Côté tchèque, on n’était pas en reste. Deux « anciens commerçants » de
Liberec étaient de l’avis que les événements hongrois s’étendraient bientôt à la
Slovaquie et qu’ils ne toucheraient que plus tard la Moravie et la Bohême
[136].
Un ancien soldat qui avait combattu en exil sur le front occidental était
convaincu qu’il y avait déjà des troubles en Slovaquie et que « ça » allait bientôt
commencer, espoir que partageaient ses deux interlocuteurs
[137]. Un employé
de la Sécurité sociale, qui doutait de la capacité de « l’ouvrier tchèque » à se
soucier d’autre chose que de son « bien-être » et du « contenu de son assiette »,
estimait toutefois que « quelque chose » pourrait arriver en Slovaquie
[138]. Un
paysan s’attendait à ce que « ça » commence d’un jour à l’autre, mais d’abord
chez les Slovaques car ceux-ci étaient, selon lui, « plus courageux » que les
Tchèques
[139]. Un membre slovaque du parti communiste, employé dans les
Pays tchèques, se réjouissait déjà du rétablissement prochain de l’État slovaque, à moins que la Slovaquie « ne se rattache à la Hongrie » et que renaisse
ainsi une « structure comparable à l’ancienne Autriche-Hongrie »

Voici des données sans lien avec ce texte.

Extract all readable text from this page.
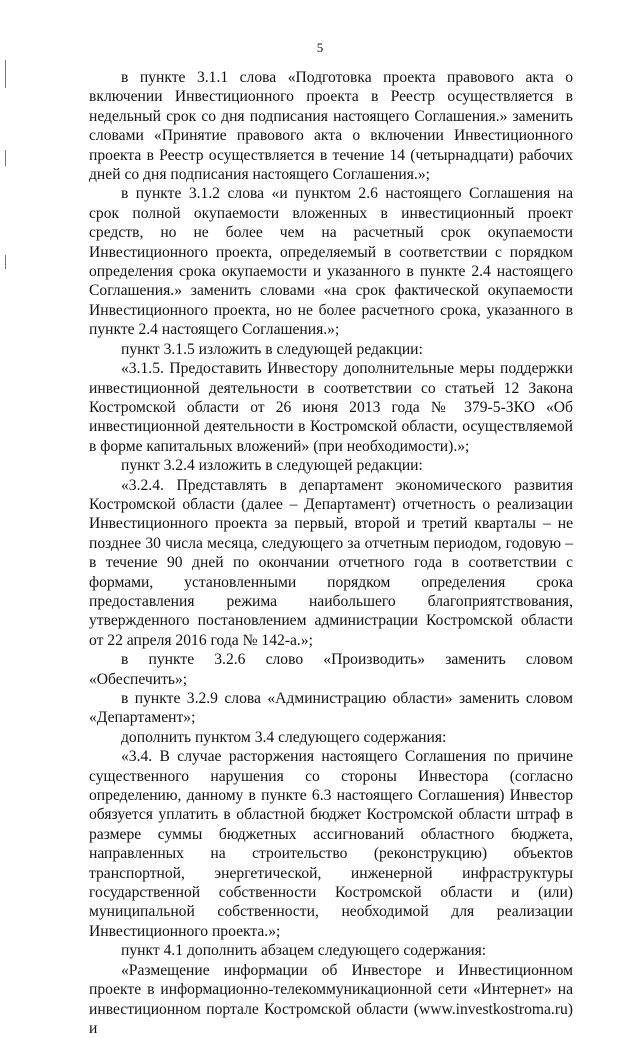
5

в пункте 3.1.1 слова «Подготовка проекта правового акта о включении Инвестиционного проекта в Реестр осуществляется в недельный срок со дня подписания настоящего Соглашения.» заменить словами «Принятие правового акта о включении Инвестиционного проекта в Реестр осуществляется в течение 14 (четырнадцати) рабочих дней со дня подписания настоящего Соглашения.»;

в пункте 3.1.2 слова «и пунктом 2.6 настоящего Соглашения на срок полной окупаемости вложенных в инвестиционный проект средств, но не более чем на расчетный срок окупаемости Инвестиционного проекта, определяемый в соответствии с порядком определения срока окупаемости и указанного в пункте 2.4 настоящего Соглашения.» заменить словами «на срок фактической окупаемости Инвестиционного проекта, но не более расчетного срока, указанного в пункте 2.4 настоящего Соглашения.»;

пункт 3.1.5 изложить в следующей редакции:

«3.1.5. Предоставить Инвестору дополнительные меры поддержки инвестиционной деятельности в соответствии со статьей 12 Закона Костромской области от 26 июня 2013 года № 379-5-ЗКО «Об инвестиционной деятельности в Костромской области, осуществляемой в форме капитальных вложений» (при необходимости).»;

пункт 3.2.4 изложить в следующей редакции:

«3.2.4. Представлять в департамент экономического развития Костромской области (далее – Департамент) отчетность о реализации Инвестиционного проекта за первый, второй и третий кварталы – не позднее 30 числа месяца, следующего за отчетным периодом, годовую – в течение 90 дней по окончании отчетного года в соответствии с формами, установленными порядком определения срока предоставления режима наибольшего благоприятствования, утвержденного постановлением администрации Костромской области от 22 апреля 2016 года № 142-а.»;

в пункте 3.2.6 слово «Производить» заменить словом «Обеспечить»;

в пункте 3.2.9 слова «Администрацию области» заменить словом «Департамент»;

дополнить пунктом 3.4 следующего содержания:

«3.4. В случае расторжения настоящего Соглашения по причине существенного нарушения со стороны Инвестора (согласно определению, данному в пункте 6.3 настоящего Соглашения) Инвестор обязуется уплатить в областной бюджет Костромской области штраф в размере суммы бюджетных ассигнований областного бюджета, направленных на строительство (реконструкцию) объектов транспортной, энергетической, инженерной инфраструктуры государственной собственности Костромской области и (или) муниципальной собственности, необходимой для реализации Инвестиционного проекта.»;

пункт 4.1 дополнить абзацем следующего содержания:

«Размещение информации об Инвесторе и Инвестиционном проекте в информационно-телекоммуникационной сети «Интернет» на инвестиционном портале Костромской области (www.investkostroma.ru) и
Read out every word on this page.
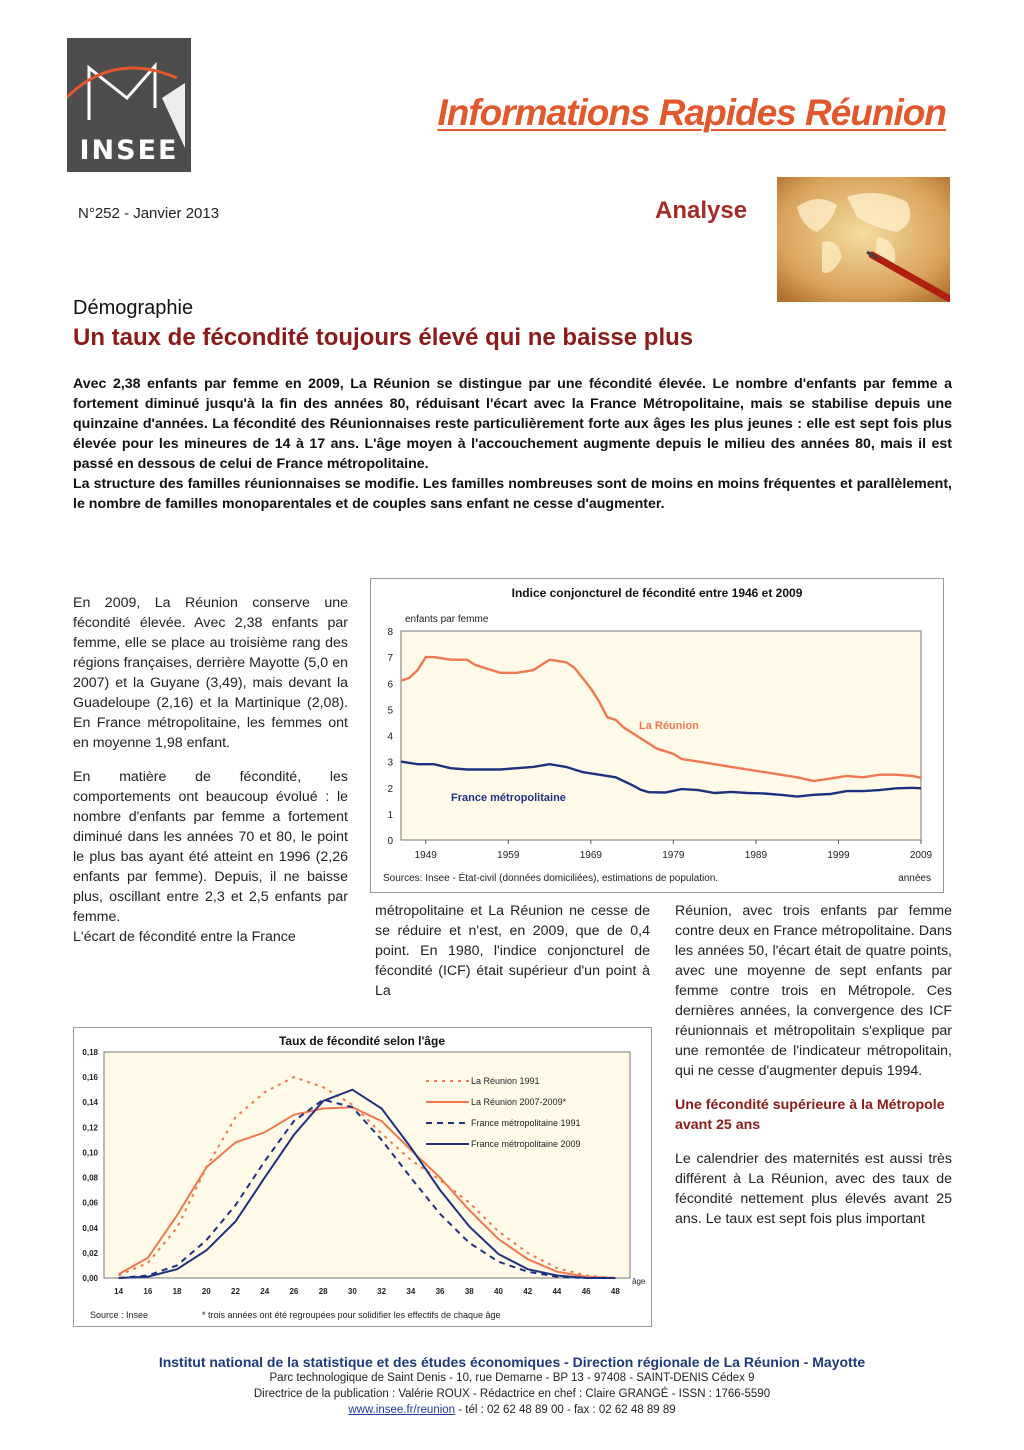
INSEE
Informations Rapides Réunion
N°252 - Janvier 2013	Analyse
Démographie
Un taux de fécondité toujours élevé qui ne baisse plus

Avec 2,38 enfants par femme en 2009, La Réunion se distingue par une fécondité élevée. Le nombre d'enfants par femme a fortement diminué jusqu'à la fin des années 80, réduisant l'écart avec la France Métropolitaine, mais se stabilise depuis une quinzaine d'années. La fécondité des Réunionnaises reste particulièrement forte aux âges les plus jeunes : elle est sept fois plus élevée pour les mineures de 14 à 17 ans. L'âge moyen à l'accouchement augmente depuis le milieu des années 80, mais il est passé en dessous de celui de France métropolitaine.

La structure des familles réunionnaises se modifie. Les familles nombreuses sont de moins en moins fréquentes et parallèlement, le nombre de familles monoparentales et de couples sans enfant ne cesse d'augmenter.

En 2009, La Réunion conserve une fécondité élevée. Avec 2,38 enfants par femme, elle se place au troisième rang des régions françaises, derrière Mayotte (5,0 en 2007) et la Guyane (3,49), mais devant la Guadeloupe (2,16) et la Martinique (2,08). En France métropolitaine, les femmes ont en moyenne 1,98 enfant.

En matière de fécondité, les comportements ont beaucoup évolué : le nombre d'enfants par femme a fortement diminué dans les années 70 et 80, le point le plus bas ayant été atteint en 1996 (2,26 enfants par femme). Depuis, il ne baisse plus, oscillant entre 2,3 et 2,5 enfants par femme.

L'écart de fécondité entre la France

métropolitaine et La Réunion ne cesse de se réduire et n'est, en 2009, que de 0,4 point. En 1980, l'indice conjoncturel de fécondité (ICF) était supérieur d'un point à La

Réunion, avec trois enfants par femme contre deux en France métropolitaine. Dans les années 50, l'écart était de quatre points, avec une moyenne de sept enfants par femme contre trois en Métropole. Ces dernières années, la convergence des ICF réunionnais et métropolitain s'explique par une remontée de l'indicateur métropolitain, qui ne cesse d'augmenter depuis 1994.

Une fécondité supérieure à la Métropole avant 25 ans

Le calendrier des maternités est aussi très différent à La Réunion, avec des taux de fécondité nettement plus élevés avant 25 ans. Le taux est sept fois plus important

Indice conjoncturel de fécondité entre 1946 et 2009
enfants par femme
0
1
2
3
4
5
6
7
8
1949	1959	1969	1979	1989	1999	2009
Sources: Insee - État-civil (données domiciliées), estimations de population.	années
La Réunion
France métropolitaine
Taux de fécondité selon l'âge
0,00
0,02
0,04
0,06
0,08
0,10
0,12
0,14
0,16
0,18
14	16	18	20	22	24	26	28	30	32	34	36	38	40	42	44	46	48
âge
Source : Insee	* trois années ont été regroupées pour solidifier les effectifs de chaque âge
La Réunion 1991
La Réunion 2007-2009*
France métropolitaine 1991
France métropolitaine 2009
Institut national de la statistique et des études économiques - Direction régionale de La Réunion - Mayotte
Parc technologique de Saint Denis - 10, rue Demarne - BP 13 - 97408 - SAINT-DENIS Cédex 9
Directrice de la publication : Valérie ROUX - Rédactrice en chef : Claire GRANGÉ - ISSN : 1766-5590
www.insee.fr/reunion - tél : 02 62 48 89 00 - fax : 02 62 48 89 89
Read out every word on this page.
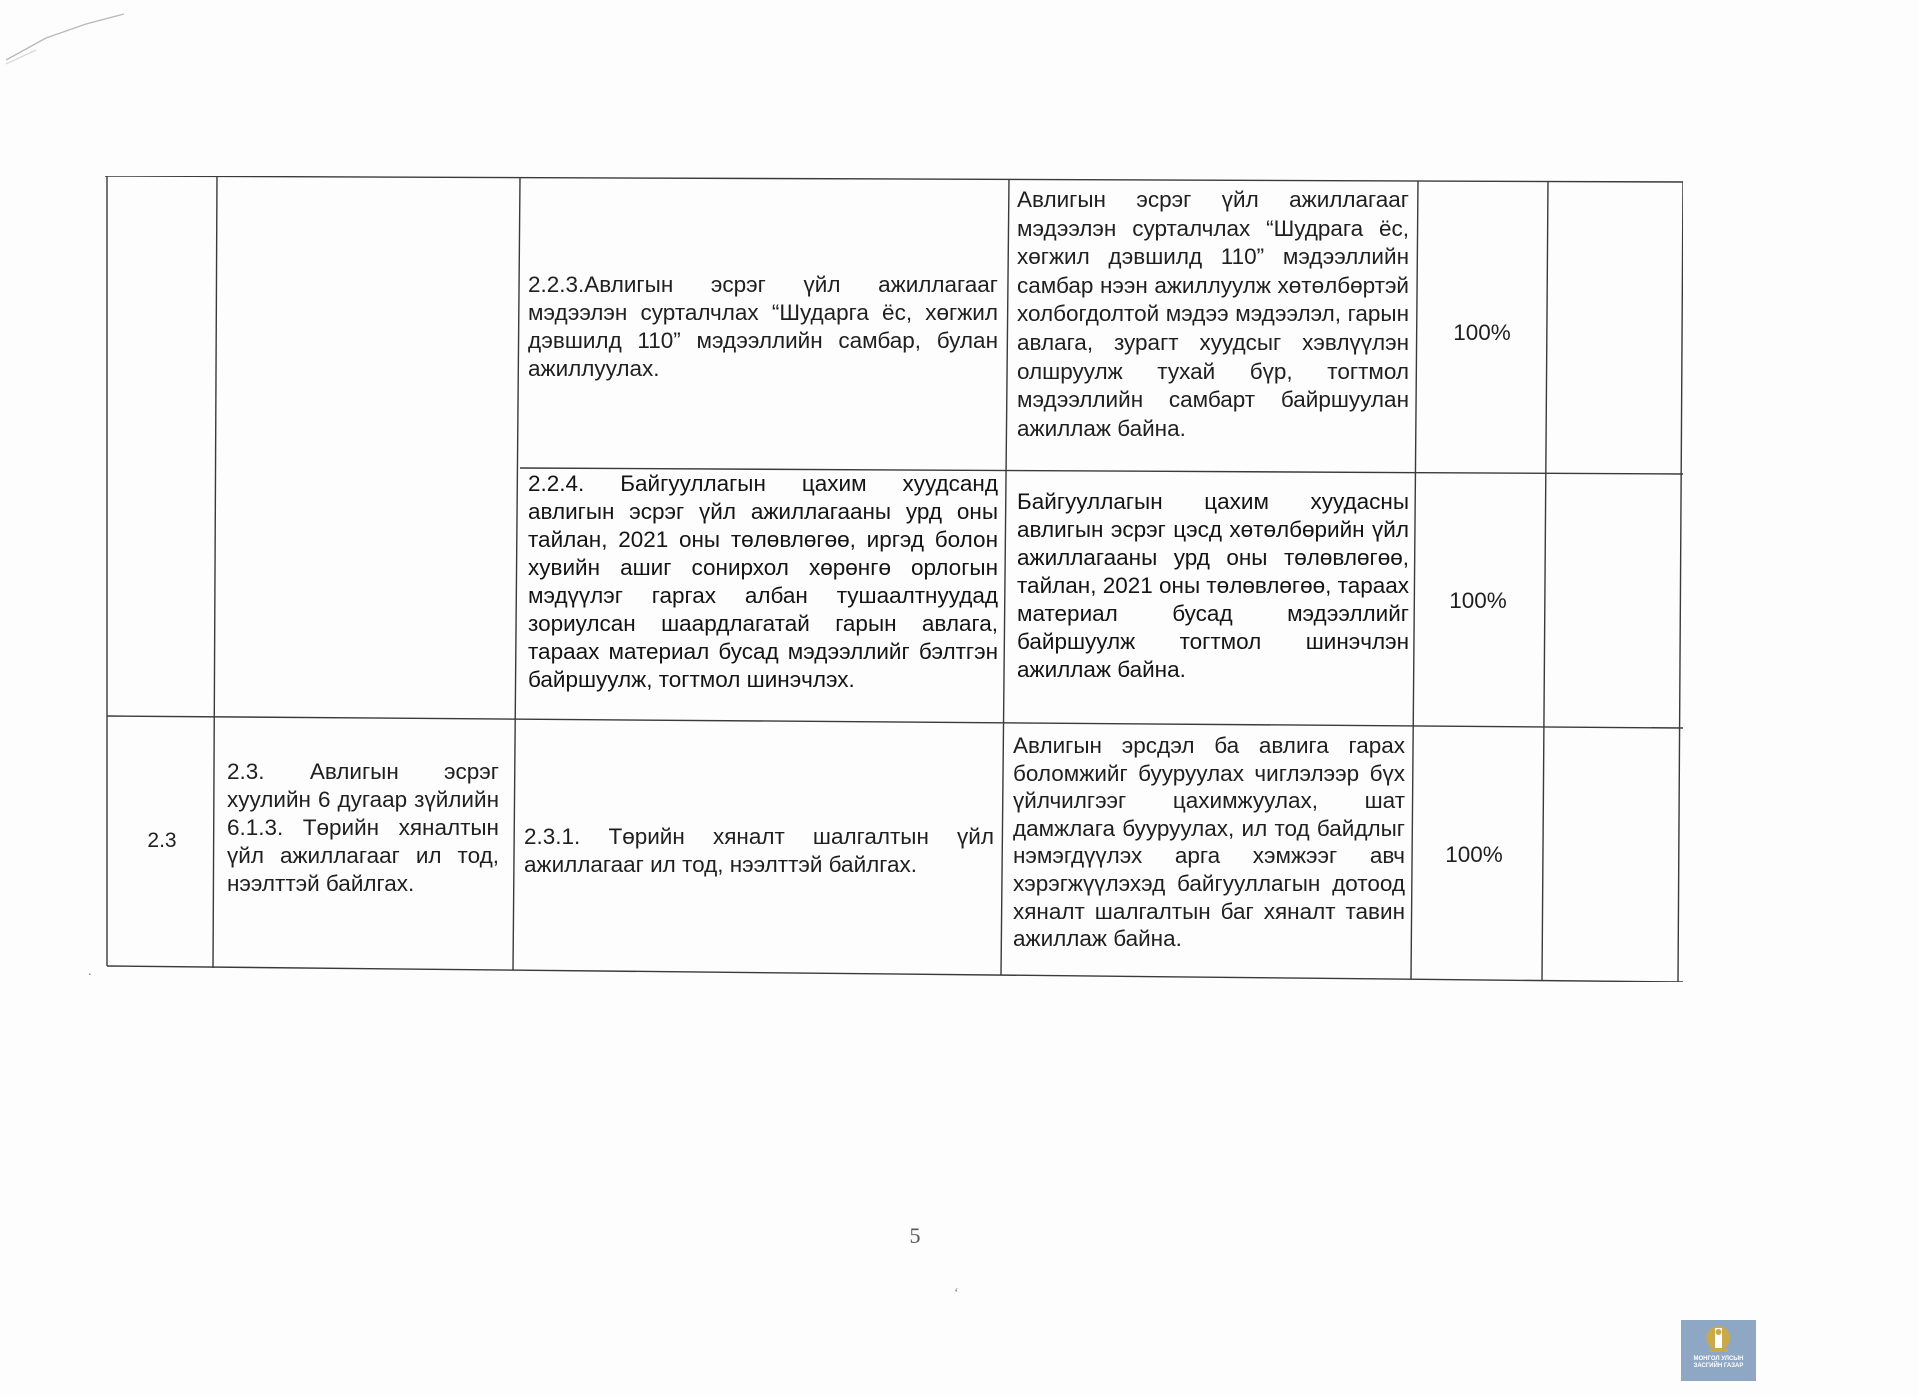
2.2.3.Авлигын эсрэг үйл ажиллагааг мэдээлэн сурталчлах “Шударга ёс, хөгжил дэвшилд 110” мэдээллийн самбар, булан ажиллуулах.
Авлигын эсрэг үйл ажиллагааг мэдээлэн сурталчлах “Шудрага ёс, хөгжил дэвшилд 110” мэдээллийн самбар нээн ажиллуулж хөтөлбөртэй холбогдолтой мэдээ мэдээлэл, гарын авлага, зурагт хуудсыг хэвлүүлэн олшруулж тухай бүр, тогтмол мэдээллийн самбарт байршуулан ажиллаж байна.
100%
2.2.4. Байгууллагын цахим хуудсанд авлигын эсрэг үйл ажиллагааны урд оны тайлан, 2021 оны төлөвлөгөө, иргэд болон хувийн ашиг сонирхол хөрөнгө орлогын мэдүүлэг гаргах албан тушаалтнуудад зориулсан шаардлагатай гарын авлага, тараах материал бусад мэдээллийг бэлтгэн байршуулж, тогтмол шинэчлэх.
Байгууллагын цахим хуудасны авлигын эсрэг цэсд хөтөлбөрийн үйл ажиллагааны урд оны төлөвлөгөө, тайлан, 2021 оны төлөвлөгөө, тараах материал бусад мэдээллийг байршуулж тогтмол шинэчлэн ажиллаж байна.
100%
2.3
2.3. Авлигын эсрэг хуулийн 6 дугаар зүйлийн 6.1.3. Төрийн хяналтын үйл ажиллагааг ил тод, нээлттэй байлгах.
2.3.1. Төрийн хяналт шалгалтын үйл ажиллагааг ил тод, нээлттэй байлгах.
Авлигын эрсдэл ба авлига гарах боломжийг бууруулах чиглэлээр бүх үйлчилгээг цахимжуулах, шат дамжлага бууруулах, ил тод байдлыг нэмэгдүүлэх арга хэмжээг авч хэрэгжүүлэхэд байгууллагын дотоод хяналт шалгалтын баг хяналт тавин ажиллаж байна.
100%
.
‘
5
МОНГОЛ УЛСЫН ЗАСГИЙН ГАЗАР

[140]. Un médecin jugea que rien ne pourrait arriver dans les Pays tchèques car les « travailleurs » se portaient « trop bien »; toutefois, selon lui, les « communistes »
craignaient que quelque chose n’éclate en Slovaquie car les Slovaques étaient
connus pour avoir le « sang chaud
[141] ». Enfin, un « koulak », déçu du tour pris
par les événements en Hongrie après la seconde intervention soviétique, plaçait tous ses espoirs dans les « troubles » et les « révoltes » qui venaient, d’après
lui, d’avoir lieu en Slovaquie. Il porta un jugement positif sur la capacité d’action des Slovaques, qu’il qualifia de « moins indifférents » que les Tchèques
[142].
Fragile Tchécoslovaquie
Certains Tchèques, hostiles au régime communiste, comptaient sur les
Slovaques pour prendre l’initiative d’un mouvement ouvert de résistance.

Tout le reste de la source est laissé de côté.